Has the Battle of the Thermostat Finally Been Settled?

Via the Guardian, a new study has demonstrated that men work better in cold temperatures and women work better in warm temperatures. Here’s one of the scatterplots, with men in blue and women in red:

As you can see, in the math test men did a little worse as the temperature rose but women did way better. There were similar results in a verbal test. So the war of the thermostat is over: science has proven that we should turn the heat up. Hooray!

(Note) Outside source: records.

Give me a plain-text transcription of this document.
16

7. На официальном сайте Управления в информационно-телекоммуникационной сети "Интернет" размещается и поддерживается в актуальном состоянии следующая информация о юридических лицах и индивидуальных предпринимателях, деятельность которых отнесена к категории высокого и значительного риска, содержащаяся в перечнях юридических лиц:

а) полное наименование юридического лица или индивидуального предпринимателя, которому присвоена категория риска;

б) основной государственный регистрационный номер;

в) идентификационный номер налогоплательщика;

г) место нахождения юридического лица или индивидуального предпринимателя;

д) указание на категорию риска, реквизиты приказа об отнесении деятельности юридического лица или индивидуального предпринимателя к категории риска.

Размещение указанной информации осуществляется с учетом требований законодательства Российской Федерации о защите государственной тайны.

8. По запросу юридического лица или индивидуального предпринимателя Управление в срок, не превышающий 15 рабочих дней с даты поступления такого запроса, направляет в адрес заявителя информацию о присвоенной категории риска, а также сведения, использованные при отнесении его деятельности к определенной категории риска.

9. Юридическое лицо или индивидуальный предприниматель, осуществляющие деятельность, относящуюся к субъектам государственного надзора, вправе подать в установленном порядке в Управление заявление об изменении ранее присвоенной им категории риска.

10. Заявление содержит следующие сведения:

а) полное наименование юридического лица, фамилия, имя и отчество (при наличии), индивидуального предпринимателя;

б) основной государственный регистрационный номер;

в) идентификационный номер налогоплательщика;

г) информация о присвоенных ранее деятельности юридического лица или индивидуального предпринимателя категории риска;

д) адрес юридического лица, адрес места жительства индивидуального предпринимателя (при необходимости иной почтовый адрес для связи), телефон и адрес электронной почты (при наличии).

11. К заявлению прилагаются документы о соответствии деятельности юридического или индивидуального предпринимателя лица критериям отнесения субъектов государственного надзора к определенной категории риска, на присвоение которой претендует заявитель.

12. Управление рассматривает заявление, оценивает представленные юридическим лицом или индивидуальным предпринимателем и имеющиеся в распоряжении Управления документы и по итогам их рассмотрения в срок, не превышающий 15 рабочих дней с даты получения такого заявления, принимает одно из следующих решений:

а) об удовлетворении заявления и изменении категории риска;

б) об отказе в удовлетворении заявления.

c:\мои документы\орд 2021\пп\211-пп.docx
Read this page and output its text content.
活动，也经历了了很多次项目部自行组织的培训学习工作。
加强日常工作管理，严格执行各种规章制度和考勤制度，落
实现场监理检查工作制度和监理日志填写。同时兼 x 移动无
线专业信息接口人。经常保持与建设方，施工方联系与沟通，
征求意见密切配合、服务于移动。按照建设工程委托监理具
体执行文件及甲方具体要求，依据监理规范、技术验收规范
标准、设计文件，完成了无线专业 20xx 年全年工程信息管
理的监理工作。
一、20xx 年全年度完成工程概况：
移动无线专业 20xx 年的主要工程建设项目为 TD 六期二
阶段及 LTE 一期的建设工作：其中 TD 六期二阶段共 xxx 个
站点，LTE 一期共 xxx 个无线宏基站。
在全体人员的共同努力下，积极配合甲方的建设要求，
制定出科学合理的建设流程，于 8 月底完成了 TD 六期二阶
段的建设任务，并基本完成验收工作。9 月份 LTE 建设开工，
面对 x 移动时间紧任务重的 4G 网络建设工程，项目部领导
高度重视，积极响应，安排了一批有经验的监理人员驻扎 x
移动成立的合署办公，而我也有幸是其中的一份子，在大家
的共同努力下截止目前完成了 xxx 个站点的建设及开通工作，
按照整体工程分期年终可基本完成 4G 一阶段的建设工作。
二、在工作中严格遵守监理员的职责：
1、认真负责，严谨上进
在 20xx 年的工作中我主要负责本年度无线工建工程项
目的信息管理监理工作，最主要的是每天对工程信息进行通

This is sort of an irresistible piece to write, but I’d like to point something out. I converted the original chart to Fahrenheit for my (mostly) American audience, and then I put a yellow box around the temperatures you’re actually likely to see in an office: around 66° to 78°. The rest of the chart is mostly nonsense, since this study is aimed at office workers and very few offices keep the temperature outside that range. Here’s what just that piece of the chart looks like, with all the trendlines removed:

If you run regression lines through the blue and red circles you’ll certainly get something, but it sure looks to me like it would be meaningless. The trend in the bigger chart seems to be driven almost entirely by the temperature extremes, which hardly anyone encounters in real life.

So as irresistible as it is, this study should probably be ignored. Maybe if they redo it with more samples restricted to reasonable ranges it would tell us something. Right now it doesn’t

POSTSCRIPT: I would like to declare my lack of personal bias in this matter by mentioning that I work at home and the thermostat isn’t an issue. Then again, when I worked in an office I never cared much about it either.